ARCHAEOLOGY

A WEST AFRICAN KINGDOM’S ROOTS

When visitors arrive at Benin Airport in southern Nigeria’s Edo State, one of the first things they see is a large poster welcoming them to the state’s capital city. It features an aerial photograph of a huge traffic circle—one of the world’s largest, authorities boast—known as Ovonramwen Square, named for the powerful oba, or king, who reigned over the Benin Kingdom from 1888 to 1897. Towering over the giant roundabout are striking bronze sculptures featuring larger-than-life-size royal figures and their attendants and, in one case, a soon-to-die warrior battling British soldiers. The statues are masterpieces of modern smithing. In a corner of the poster, in front of which travelers pose for family photos, is an image of a sixteenth-century ivory pendant mask depicting Idia, the mother of Oba Esigie (reigned ca. 1504–1550). Five nearly identical pendants, meant to be worn on a belt, are known to exist.

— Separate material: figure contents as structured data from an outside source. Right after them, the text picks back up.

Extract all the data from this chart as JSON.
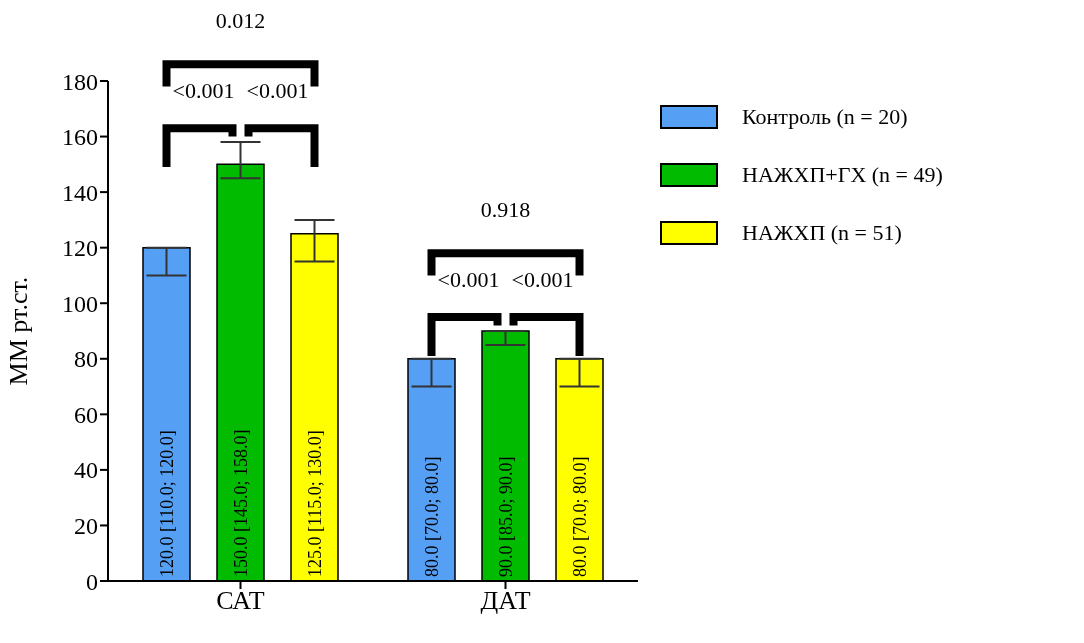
{
  "chart_data": {
    "type": "bar",
    "ylabel": "ММ рт.ст.",
    "categories": [
      "САТ",
      "ДАТ"
    ],
    "ylim": [
      0,
      180
    ],
    "yticks": [
      0,
      20,
      40,
      60,
      80,
      100,
      120,
      140,
      160,
      180
    ],
    "legend": "top right",
    "series": [
      {
        "name": "Контроль (n = 20)",
        "color": "#559ff5",
        "values": [
          120,
          80
        ],
        "errors": [
          [
            110,
            120
          ],
          [
            70,
            80
          ]
        ],
        "value_labels": [
          "120.0 [110.0; 120.0]",
          "80.0 [70.0; 80.0]"
        ]
      },
      {
        "name": "НАЖХП+ГХ (n = 49)",
        "color": "#00bb00",
        "values": [
          150,
          90
        ],
        "errors": [
          [
            145,
            158
          ],
          [
            85,
            90
          ]
        ],
        "value_labels": [
          "150.0 [145.0; 158.0]",
          "90.0 [85.0; 90.0]"
        ]
      },
      {
        "name": "НАЖХП (n = 51)",
        "color": "#ffff00",
        "values": [
          125,
          80
        ],
        "errors": [
          [
            115,
            130
          ],
          [
            70,
            80
          ]
        ],
        "value_labels": [
          "125.0 [115.0; 130.0]",
          "80.0 [70.0; 80.0]"
        ]
      }
    ],
    "annotations": [
      "0.012",
      "<0.001",
      "<0.001",
      "0.918",
      "<0.001",
      "<0.001"
    ]
  }
}
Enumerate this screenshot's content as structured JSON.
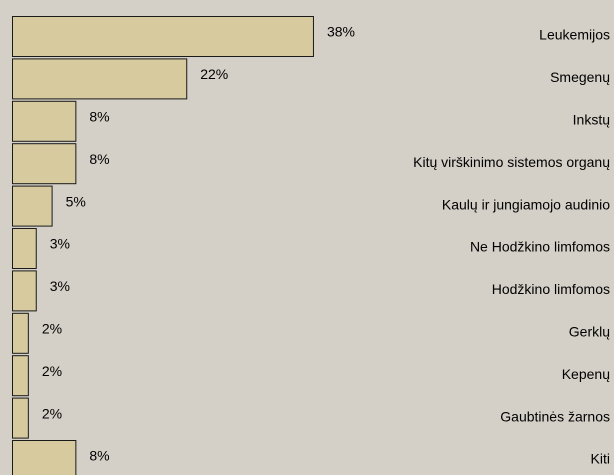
{
  "chart_data": {
    "type": "bar",
    "orientation": "horizontal",
    "categories": [
      "Leukemijos",
      "Smegenų",
      "Inkstų",
      "Kitų virškinimo sistemos organų",
      "Kaulų ir jungiamojo audinio",
      "Ne Hodžkino limfomos",
      "Hodžkino limfomos",
      "Gerklų",
      "Kepenų",
      "Gaubtinės žarnos",
      "Kiti"
    ],
    "values": [
      38,
      22,
      8,
      8,
      5,
      3,
      3,
      2,
      2,
      2,
      8
    ],
    "value_labels": [
      "38%",
      "22%",
      "8%",
      "8%",
      "5%",
      "3%",
      "3%",
      "2%",
      "2%",
      "2%",
      "8%"
    ],
    "color": "#d6ca9e"
  }
}
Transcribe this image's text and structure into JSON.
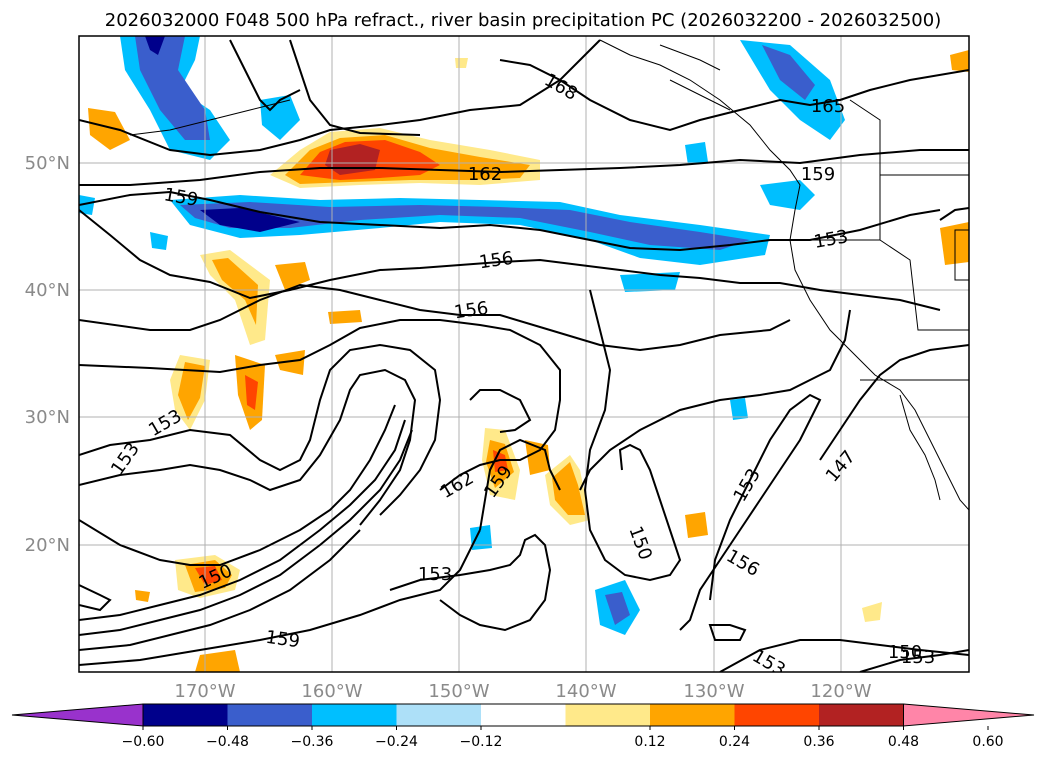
{
  "title": "2026032000 F048 500 hPa refract., river basin precipitation PC (2026032200 - 2026032500)",
  "map": {
    "lat_labels": [
      "50°N",
      "40°N",
      "30°N",
      "20°N"
    ],
    "lon_labels": [
      "170°W",
      "160°W",
      "150°W",
      "140°W",
      "130°W",
      "120°W"
    ],
    "contour_labels": [
      "168",
      "165",
      "162",
      "159",
      "159",
      "159",
      "156",
      "156",
      "153",
      "153",
      "153",
      "153",
      "153",
      "153",
      "150",
      "150",
      "150",
      "147",
      "156",
      "162",
      "159",
      "153"
    ],
    "colors": {
      "land_border": "#000000",
      "grid": "#b0b0b0"
    }
  },
  "colorbar": {
    "tick_labels": [
      "−0.60",
      "−0.48",
      "−0.36",
      "−0.24",
      "−0.12",
      "0.12",
      "0.24",
      "0.36",
      "0.48",
      "0.60"
    ],
    "segment_colors": [
      "#9932CC",
      "#00008B",
      "#3A5ECC",
      "#00BFFF",
      "#ADE0F8",
      "#FFFFFF",
      "#FFE98A",
      "#FFA500",
      "#FF4500",
      "#B22222",
      "#FF85A8"
    ]
  }
}
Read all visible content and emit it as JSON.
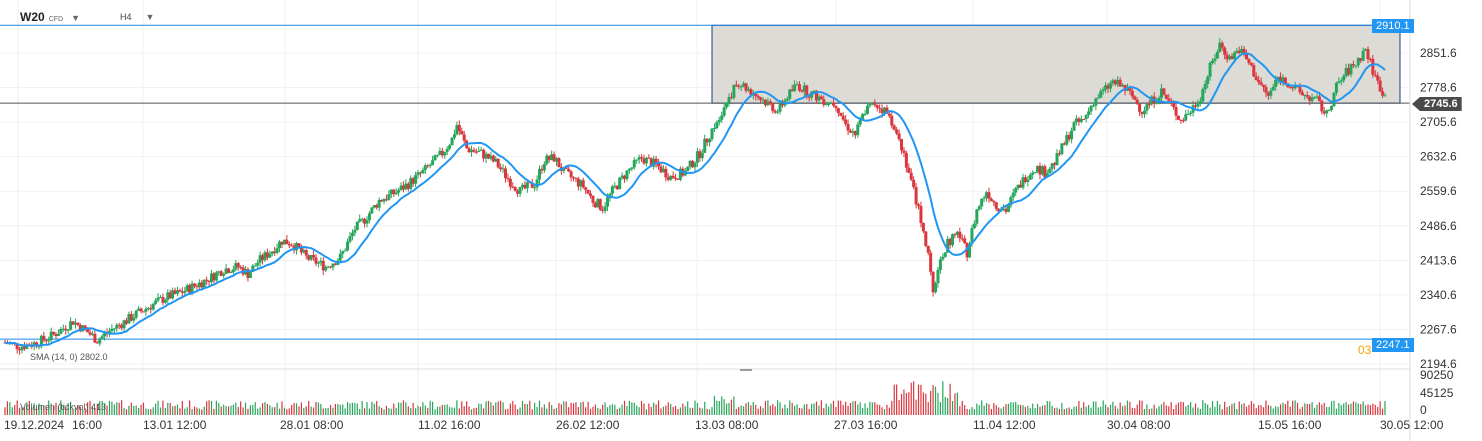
{
  "header": {
    "symbol": "W20",
    "symbol_tag": "CFD",
    "timeframe": "H4"
  },
  "price_axis": {
    "labels": [
      "2851.6",
      "2778.6",
      "2705.6",
      "2632.6",
      "2559.6",
      "2486.6",
      "2413.6",
      "2340.6",
      "2267.6",
      "2194.6"
    ]
  },
  "volume_axis": {
    "labels": [
      "90250",
      "45125",
      "0"
    ]
  },
  "time_axis": {
    "labels": [
      "19.12.2024",
      "16:00",
      "13.01 12:00",
      "28.01 08:00",
      "11.02 16:00",
      "26.02 12:00",
      "13.03 08:00",
      "27.03 16:00",
      "11.04 12:00",
      "30.04 08:00",
      "15.05 16:00",
      "30.05 12:00"
    ]
  },
  "tags": {
    "upper_level": "2910.1",
    "current_price": "2745.6",
    "lower_level": "2247.1",
    "lower_level_side": "03"
  },
  "indicators": {
    "sma_label": "SMA (14, 0) 2802.0",
    "volume_label": "Volumen (tickvol) 413"
  },
  "colors": {
    "up": "#26a65b",
    "down": "#d9363e",
    "sma": "#2196f3",
    "zone_fill": "#dcdbd6",
    "zone_border": "#1b3a8a",
    "blue_line": "#1e88e5",
    "price_line": "#555555"
  },
  "chart_data": {
    "type": "candlestick",
    "ylim": [
      2180,
      2930
    ],
    "levels": {
      "zone_top": 2910.1,
      "zone_bottom": 2745.6,
      "support": 2247.1,
      "current": 2745.6
    },
    "close_path": [
      [
        0,
        2240
      ],
      [
        6,
        2232
      ],
      [
        12,
        2238
      ],
      [
        18,
        2250
      ],
      [
        24,
        2270
      ],
      [
        28,
        2285
      ],
      [
        34,
        2262
      ],
      [
        38,
        2245
      ],
      [
        44,
        2268
      ],
      [
        48,
        2280
      ],
      [
        54,
        2300
      ],
      [
        60,
        2318
      ],
      [
        66,
        2335
      ],
      [
        72,
        2345
      ],
      [
        78,
        2360
      ],
      [
        84,
        2375
      ],
      [
        90,
        2395
      ],
      [
        96,
        2400
      ],
      [
        100,
        2385
      ],
      [
        104,
        2410
      ],
      [
        110,
        2435
      ],
      [
        114,
        2455
      ],
      [
        118,
        2450
      ],
      [
        124,
        2420
      ],
      [
        128,
        2410
      ],
      [
        132,
        2400
      ],
      [
        138,
        2420
      ],
      [
        144,
        2480
      ],
      [
        148,
        2500
      ],
      [
        154,
        2540
      ],
      [
        160,
        2555
      ],
      [
        166,
        2575
      ],
      [
        172,
        2600
      ],
      [
        176,
        2620
      ],
      [
        180,
        2640
      ],
      [
        184,
        2670
      ],
      [
        186,
        2700
      ],
      [
        190,
        2650
      ],
      [
        196,
        2640
      ],
      [
        202,
        2620
      ],
      [
        208,
        2580
      ],
      [
        212,
        2560
      ],
      [
        218,
        2575
      ],
      [
        222,
        2625
      ],
      [
        226,
        2630
      ],
      [
        230,
        2600
      ],
      [
        234,
        2585
      ],
      [
        238,
        2570
      ],
      [
        242,
        2540
      ],
      [
        246,
        2525
      ],
      [
        250,
        2560
      ],
      [
        256,
        2600
      ],
      [
        262,
        2630
      ],
      [
        268,
        2615
      ],
      [
        274,
        2590
      ],
      [
        280,
        2600
      ],
      [
        286,
        2640
      ],
      [
        290,
        2680
      ],
      [
        294,
        2720
      ],
      [
        298,
        2760
      ],
      [
        302,
        2790
      ],
      [
        306,
        2775
      ],
      [
        310,
        2760
      ],
      [
        314,
        2745
      ],
      [
        318,
        2730
      ],
      [
        322,
        2760
      ],
      [
        326,
        2785
      ],
      [
        330,
        2770
      ],
      [
        334,
        2760
      ],
      [
        338,
        2750
      ],
      [
        342,
        2745
      ],
      [
        346,
        2700
      ],
      [
        350,
        2680
      ],
      [
        354,
        2730
      ],
      [
        358,
        2745
      ],
      [
        362,
        2730
      ],
      [
        366,
        2700
      ],
      [
        370,
        2640
      ],
      [
        374,
        2560
      ],
      [
        378,
        2480
      ],
      [
        380,
        2420
      ],
      [
        382,
        2340
      ],
      [
        384,
        2400
      ],
      [
        388,
        2450
      ],
      [
        392,
        2470
      ],
      [
        396,
        2430
      ],
      [
        400,
        2520
      ],
      [
        404,
        2560
      ],
      [
        408,
        2530
      ],
      [
        412,
        2520
      ],
      [
        416,
        2560
      ],
      [
        420,
        2590
      ],
      [
        424,
        2610
      ],
      [
        428,
        2600
      ],
      [
        432,
        2620
      ],
      [
        436,
        2660
      ],
      [
        440,
        2700
      ],
      [
        444,
        2710
      ],
      [
        448,
        2750
      ],
      [
        452,
        2770
      ],
      [
        456,
        2790
      ],
      [
        460,
        2780
      ],
      [
        464,
        2760
      ],
      [
        468,
        2730
      ],
      [
        472,
        2750
      ],
      [
        476,
        2770
      ],
      [
        480,
        2740
      ],
      [
        484,
        2710
      ],
      [
        488,
        2730
      ],
      [
        492,
        2760
      ],
      [
        496,
        2820
      ],
      [
        500,
        2870
      ],
      [
        504,
        2840
      ],
      [
        508,
        2860
      ],
      [
        512,
        2830
      ],
      [
        516,
        2790
      ],
      [
        520,
        2760
      ],
      [
        524,
        2800
      ],
      [
        528,
        2790
      ],
      [
        532,
        2770
      ],
      [
        536,
        2760
      ],
      [
        540,
        2750
      ],
      [
        544,
        2720
      ],
      [
        548,
        2780
      ],
      [
        552,
        2810
      ],
      [
        556,
        2830
      ],
      [
        560,
        2860
      ],
      [
        564,
        2800
      ],
      [
        568,
        2760
      ]
    ],
    "sma": {
      "name": "SMA (14, 0)",
      "last": 2802.0
    },
    "volume": {
      "name": "Volumen (tickvol)",
      "last": 413,
      "ylim": [
        0,
        90250
      ]
    }
  }
}
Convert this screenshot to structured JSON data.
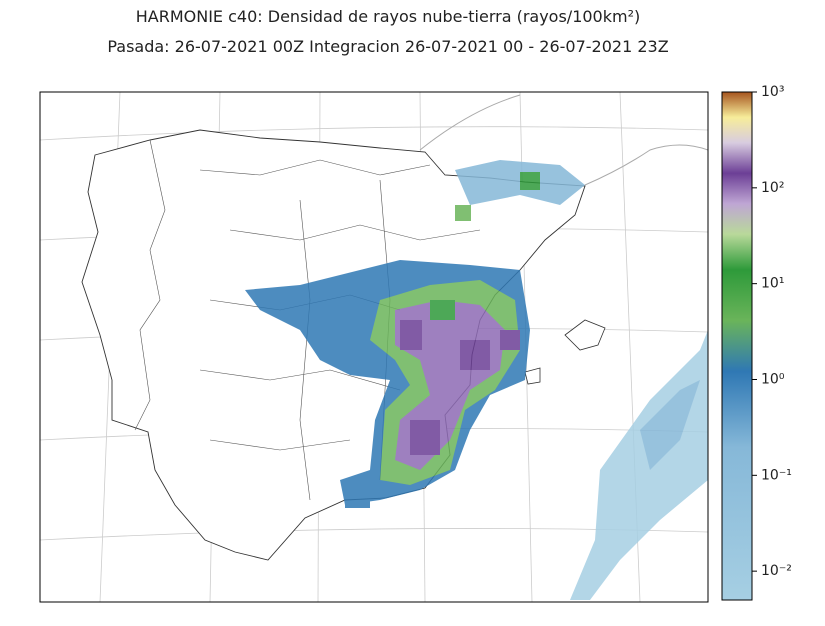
{
  "title": [
    "HARMONIE c40: Densidad de rayos nube-tierra (rayos/100km²)",
    "Pasada: 26-07-2021 00Z Integracion 26-07-2021 00 - 26-07-2021 23Z"
  ],
  "colorbar": {
    "ylim": [
      0.005,
      1000
    ],
    "log": true,
    "yticks": [
      {
        "value": 0.01,
        "label": "10⁻²"
      },
      {
        "value": 0.1,
        "label": "10⁻¹"
      },
      {
        "value": 1,
        "label": "10⁰"
      },
      {
        "value": 10,
        "label": "10¹"
      },
      {
        "value": 100,
        "label": "10²"
      },
      {
        "value": 1000,
        "label": "10³"
      }
    ]
  }
}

Ovonramwen Square is distinguished by more than its size and statues. Today it lies at the center of the low-rise city’s street network, circled by six lanes of traffic and, on a bad day, partially clogged by market stalls and pedestrians. Set among trees in a small park amid the revolving cars and trucks is the Benin City National Museum, which houses material from Nigeria’s rich array of cultures, including the Benin Kingdom. From the thirteenth to nineteenth century, Benin City, then known as Edo, was the capital of one of West Africa’s most powerful kingdoms. At the end of the twelfth century, according to oral tradition, the Edo people in what is now the center of southern Nigeria rebelled against their rulers, known as ogisos, or “kings of the sky,” and founded the Benin Kingdom. Their first oba was named Eweka.

Over the following centuries, the dynastic kingdom grew through treaties, war, and trade with regional kingdoms, cultures, and, from the fifteenth century, European powers.